Anket katılımcılarının %32,9’luk kesimi kendisinin veya yakınının saldırıya uğramadığı belirtiyor. Aynı soruya %33,9’luk kısım yakının köpek saldırısına uğradığını %24’lük kesim ise kendisinin uğradığını belirtiyor. %8,9 ise hem kendisinin hem de yakınlarının sokak köpeği saldırısına uğradığını söylemiş.

Anket içindeki bir diğer soruda ise saldırgan köpeklerin barınaklara bırakılması hakkındaki düşüncelerinin ne olduğu soruluyor. % 40,5’lik kısım insanlara saldıran köpeklerin barınaklara bırakılması gerektiğini düşünürken yüzde 35,6’sı ise hayvanların rehabilite edilmesi gerektiğini savundu. % 16,4’lük dilimde ise saldırgan hayvanların uyutulması gerektiğini söyleyenler yer aldı. %7,5 ise “kısırlaştırılmalı” dedi.

Sokak hayvanlarının toplanıp barınağa bırakılıp bırakılmaması ile ilgili görüş bildirenlerin ise % 51’i sokak hayvanlarının  doğal hallerine bırakılması gerektiğini düşünüyor.

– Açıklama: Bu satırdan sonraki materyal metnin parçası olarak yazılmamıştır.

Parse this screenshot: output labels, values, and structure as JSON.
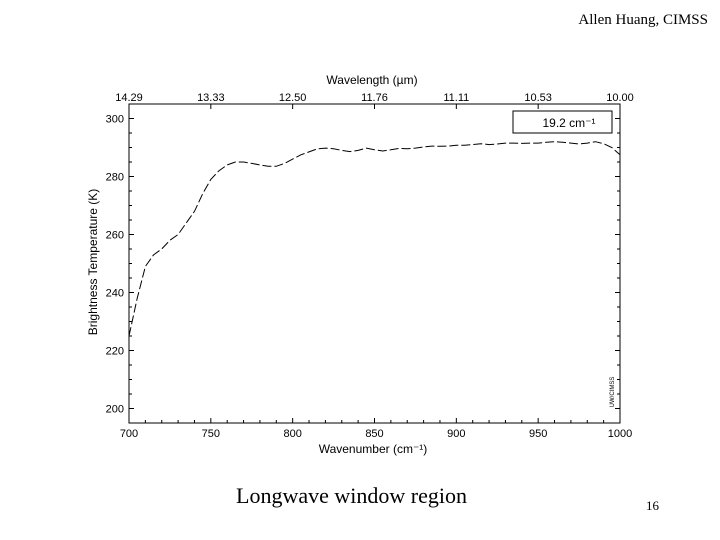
{
  "slide": {
    "author": "Allen Huang, CIMSS",
    "caption": "Longwave window region",
    "page_number": "16"
  },
  "chart_data": {
    "type": "line",
    "top_axis_label": "Wavelength (µm)",
    "top_ticks": [
      {
        "x": 700,
        "label": "14.29"
      },
      {
        "x": 750,
        "label": "13.33"
      },
      {
        "x": 800,
        "label": "12.50"
      },
      {
        "x": 850,
        "label": "11.76"
      },
      {
        "x": 900,
        "label": "11.11"
      },
      {
        "x": 950,
        "label": "10.53"
      },
      {
        "x": 1000,
        "label": "10.00"
      }
    ],
    "xlabel": "Wavenumber (cm⁻¹)",
    "ylabel": "Brightness Temperature (K)",
    "xlim": [
      700,
      1000
    ],
    "ylim": [
      195,
      305
    ],
    "x_ticks": [
      700,
      750,
      800,
      850,
      900,
      950,
      1000
    ],
    "y_ticks": [
      200,
      220,
      240,
      260,
      280,
      300
    ],
    "legend": {
      "label": "19.2 cm⁻¹",
      "position": "top-right"
    },
    "watermark": "UW/CIMSS",
    "grid": false,
    "series": [
      {
        "name": "19.2 cm⁻¹",
        "line_style": "dashed",
        "color": "#000000",
        "x": [
          700,
          705,
          710,
          715,
          720,
          725,
          730,
          735,
          740,
          745,
          750,
          755,
          760,
          765,
          770,
          775,
          780,
          785,
          790,
          795,
          800,
          805,
          810,
          815,
          820,
          825,
          830,
          835,
          840,
          845,
          850,
          855,
          860,
          865,
          870,
          875,
          880,
          885,
          890,
          895,
          900,
          905,
          910,
          915,
          920,
          925,
          930,
          935,
          940,
          945,
          950,
          955,
          960,
          965,
          970,
          975,
          980,
          985,
          990,
          995,
          1000
        ],
        "y": [
          225,
          238,
          249,
          253,
          255,
          258,
          260,
          264,
          268,
          274,
          279,
          282,
          284,
          285,
          285,
          284.5,
          284,
          283.5,
          283.5,
          284.5,
          286,
          287.5,
          288.5,
          289.5,
          289.8,
          289.6,
          289,
          288.6,
          289,
          289.8,
          289.2,
          288.8,
          289.2,
          289.7,
          289.6,
          289.8,
          290.2,
          290.5,
          290.4,
          290.5,
          290.8,
          290.8,
          291,
          291.3,
          291,
          291.2,
          291.5,
          291.5,
          291.4,
          291.5,
          291.5,
          291.8,
          292,
          291.8,
          291.5,
          291.2,
          291.5,
          292,
          291.3,
          290,
          287.5
        ]
      }
    ]
  }
}
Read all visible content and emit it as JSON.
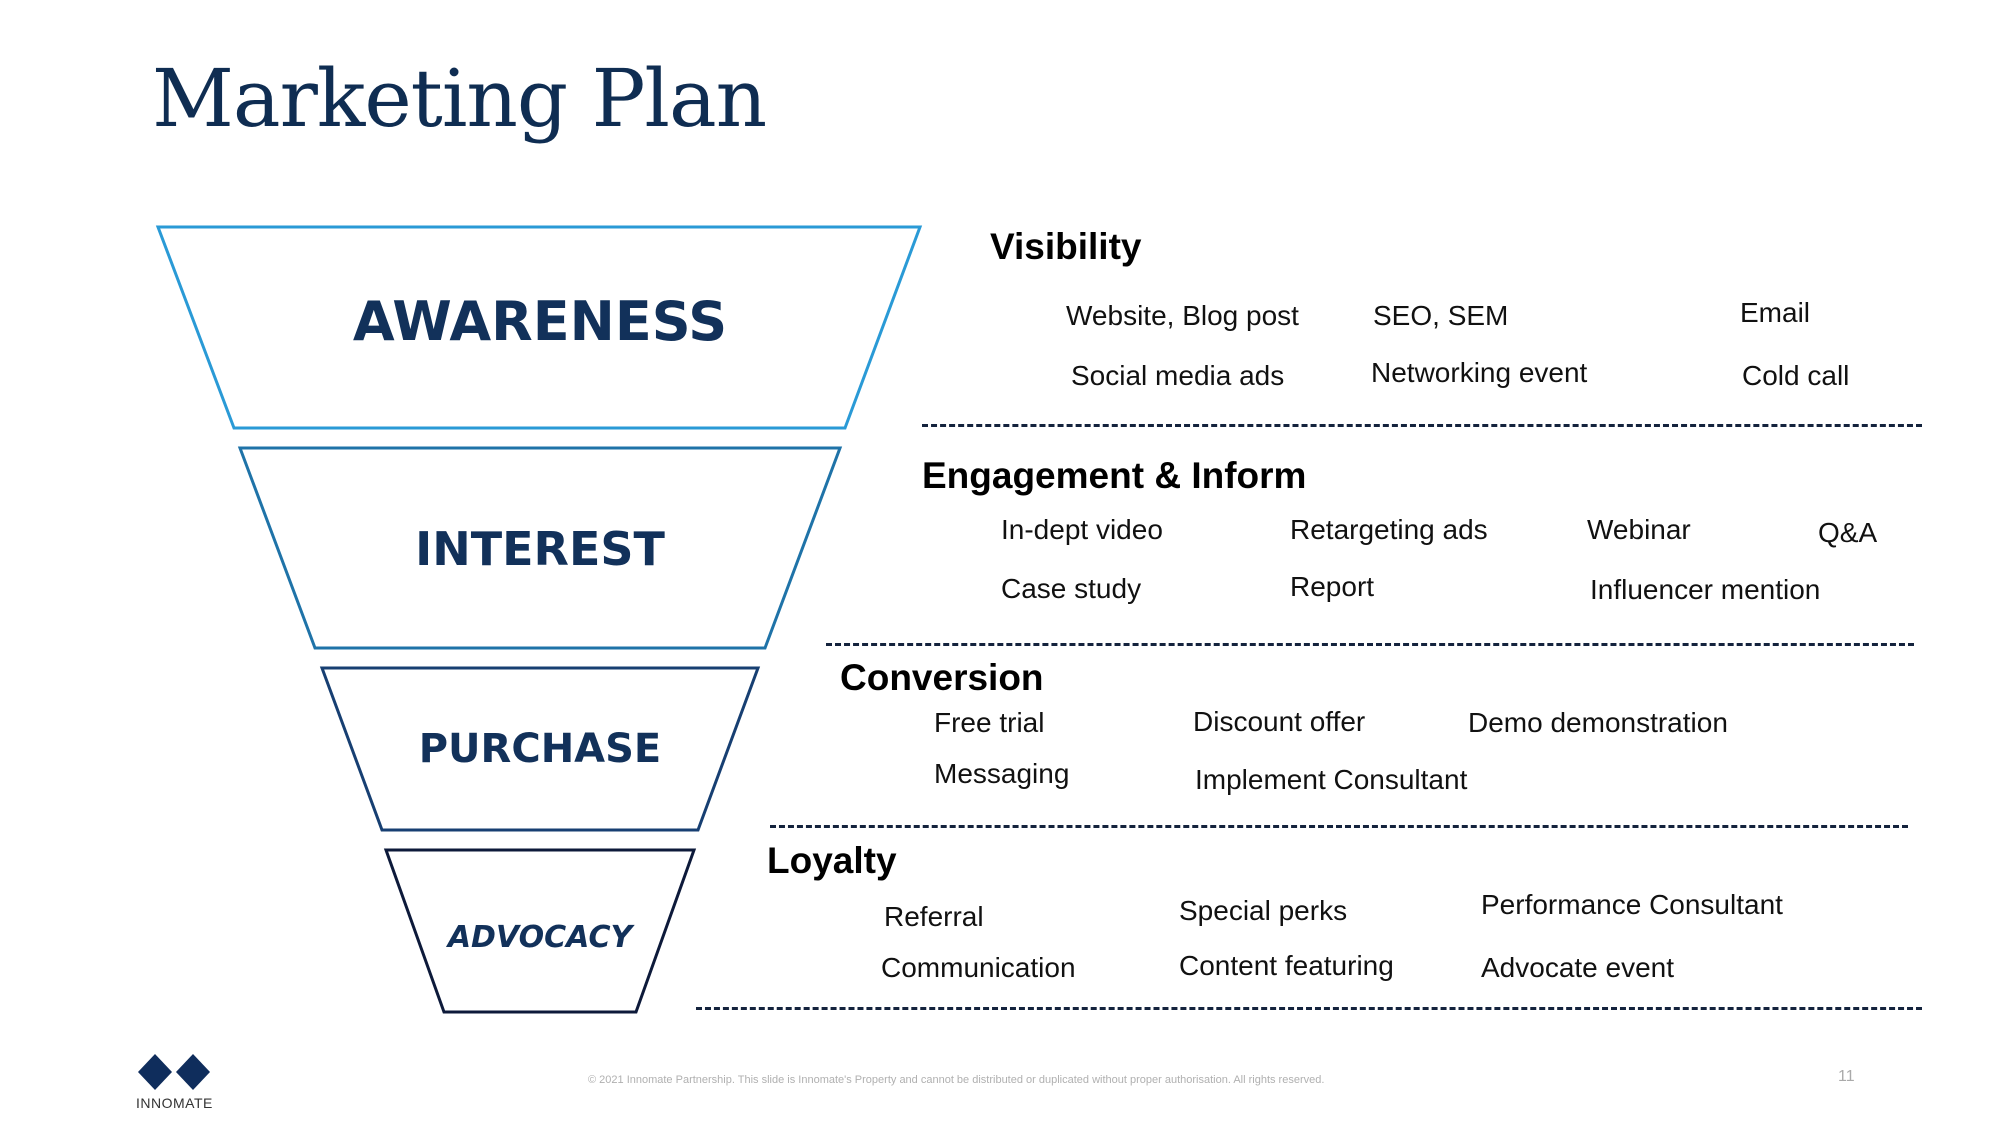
{
  "title": "Marketing Plan",
  "colors": {
    "title": "#0f2d52",
    "stage_strokes": [
      "#2a9ad6",
      "#1f73a8",
      "#173f72",
      "#0d1a3a"
    ],
    "stage_text": "#12315a"
  },
  "funnel": {
    "stages": [
      {
        "label": "AWARENESS"
      },
      {
        "label": "INTEREST"
      },
      {
        "label": "PURCHASE"
      },
      {
        "label": "ADVOCACY"
      }
    ]
  },
  "sections": [
    {
      "title": "Visibility",
      "items": [
        "Website, Blog post",
        "SEO, SEM",
        "Email",
        "Social media ads",
        "Networking event",
        "Cold call"
      ]
    },
    {
      "title": "Engagement & Inform",
      "items": [
        "In-dept video",
        "Retargeting ads",
        "Webinar",
        "Q&A",
        "Case study",
        "Report",
        "Influencer mention"
      ]
    },
    {
      "title": "Conversion",
      "items": [
        "Free trial",
        "Discount offer",
        "Demo demonstration",
        "Messaging",
        "Implement Consultant"
      ]
    },
    {
      "title": "Loyalty",
      "items": [
        "Referral",
        "Special perks",
        "Performance Consultant",
        "Communication",
        "Content featuring",
        "Advocate event"
      ]
    }
  ],
  "logo": {
    "text": "INNOMATE",
    "icon": "diamond-logo-icon"
  },
  "footer": "© 2021 Innomate Partnership. This slide is Innomate's Property and cannot be distributed or duplicated without proper authorisation. All rights reserved.",
  "page_number": "11"
}
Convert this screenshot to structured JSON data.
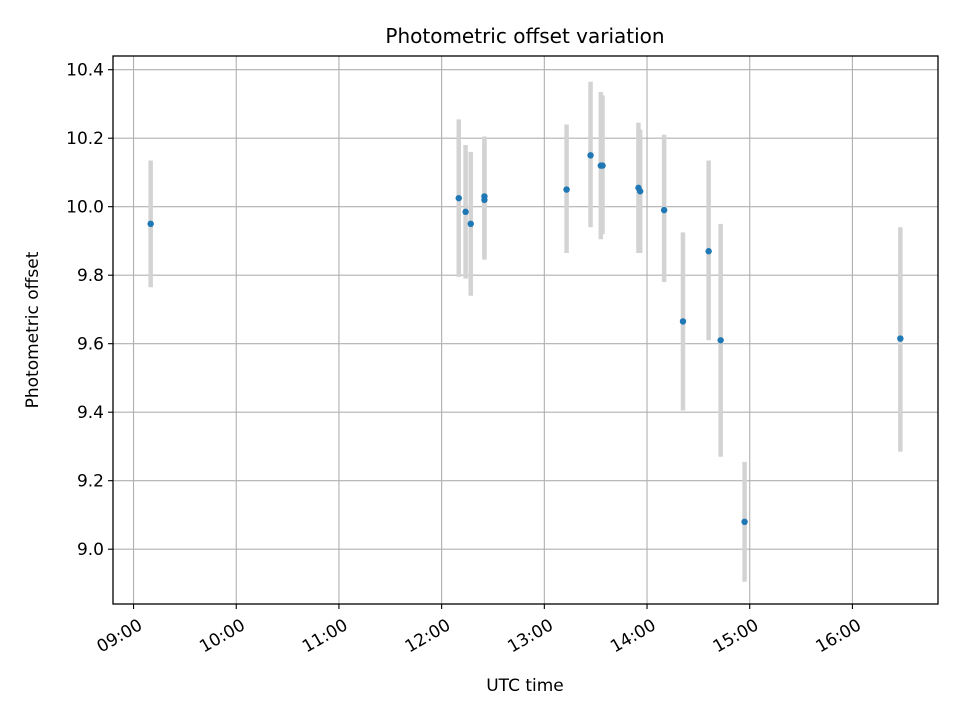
{
  "chart_data": {
    "type": "scatter",
    "title": "Photometric offset variation",
    "xlabel": "UTC time",
    "ylabel": "Photometric offset",
    "xlim": [
      "08:48",
      "16:50"
    ],
    "ylim": [
      8.84,
      10.44
    ],
    "x_ticks": [
      "09:00",
      "10:00",
      "11:00",
      "12:00",
      "13:00",
      "14:00",
      "15:00",
      "16:00"
    ],
    "y_ticks": [
      "9.0",
      "9.2",
      "9.4",
      "9.6",
      "9.8",
      "10.0",
      "10.2",
      "10.4"
    ],
    "grid": true,
    "marker_color": "#1f77b4",
    "errorbar_color": "#d3d3d3",
    "points": [
      {
        "time": "09:10",
        "y": 9.95,
        "low": 9.765,
        "high": 10.135
      },
      {
        "time": "12:10",
        "y": 10.025,
        "low": 9.795,
        "high": 10.255
      },
      {
        "time": "12:14",
        "y": 9.985,
        "low": 9.79,
        "high": 10.18
      },
      {
        "time": "12:17",
        "y": 9.95,
        "low": 9.74,
        "high": 10.16
      },
      {
        "time": "12:25",
        "y": 10.03,
        "low": 9.85,
        "high": 10.205
      },
      {
        "time": "12:25",
        "y": 10.02,
        "low": 9.845,
        "high": 10.19
      },
      {
        "time": "13:13",
        "y": 10.05,
        "low": 9.865,
        "high": 10.24
      },
      {
        "time": "13:27",
        "y": 10.15,
        "low": 9.94,
        "high": 10.365
      },
      {
        "time": "13:33",
        "y": 10.12,
        "low": 9.905,
        "high": 10.335
      },
      {
        "time": "13:34",
        "y": 10.12,
        "low": 9.92,
        "high": 10.325
      },
      {
        "time": "13:55",
        "y": 10.055,
        "low": 9.865,
        "high": 10.245
      },
      {
        "time": "13:56",
        "y": 10.045,
        "low": 9.865,
        "high": 10.225
      },
      {
        "time": "14:10",
        "y": 9.99,
        "low": 9.78,
        "high": 10.21
      },
      {
        "time": "14:21",
        "y": 9.665,
        "low": 9.405,
        "high": 9.925
      },
      {
        "time": "14:36",
        "y": 9.87,
        "low": 9.61,
        "high": 10.135
      },
      {
        "time": "14:43",
        "y": 9.61,
        "low": 9.27,
        "high": 9.95
      },
      {
        "time": "14:57",
        "y": 9.08,
        "low": 8.905,
        "high": 9.255
      },
      {
        "time": "16:28",
        "y": 9.615,
        "low": 9.285,
        "high": 9.94
      }
    ]
  }
}
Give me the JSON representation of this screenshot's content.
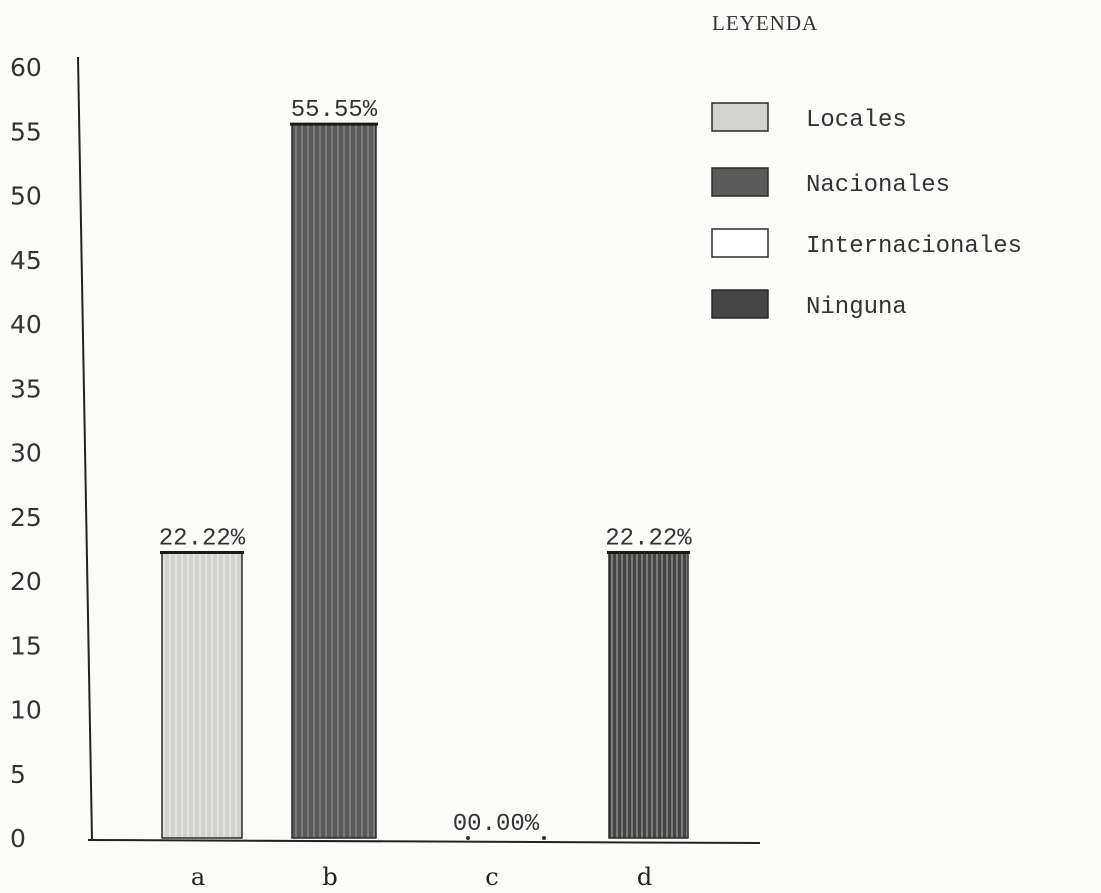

Sahipsiz köpekler, ısırık darbeleri ile kalıcı sakatlıklara ve de ölümlere doğrudan neden oldukları gibi kaçma kovalama esnasında trafik kazalarına sebebiyet verebiliyor.

Çevre ve gürültü kirliliğine neden olmaları da yine hepimizin şahit olduğu sorunlardan birkaçı.

Avrupa Birliği ülkeleri sahipsiz köpek sorununu nasıl çözdü? 

Hayvan refahı, en geniş anlamıyla şu şekilde tanımlanabilir“Çiftlik, pet, egzotik, laboratuvar ve vahşi hayvanların bakımı, beslenmesi, barındırılması, yetiştirilmesi, nakliyesi, kesimi, tedavisi ya da bilimsel araştırmalarda kullanımı sırasında ağrı, acı ve ızdıraptan uzak, sağlık, mutluluk ve iyilik hallerinin sağlanması”.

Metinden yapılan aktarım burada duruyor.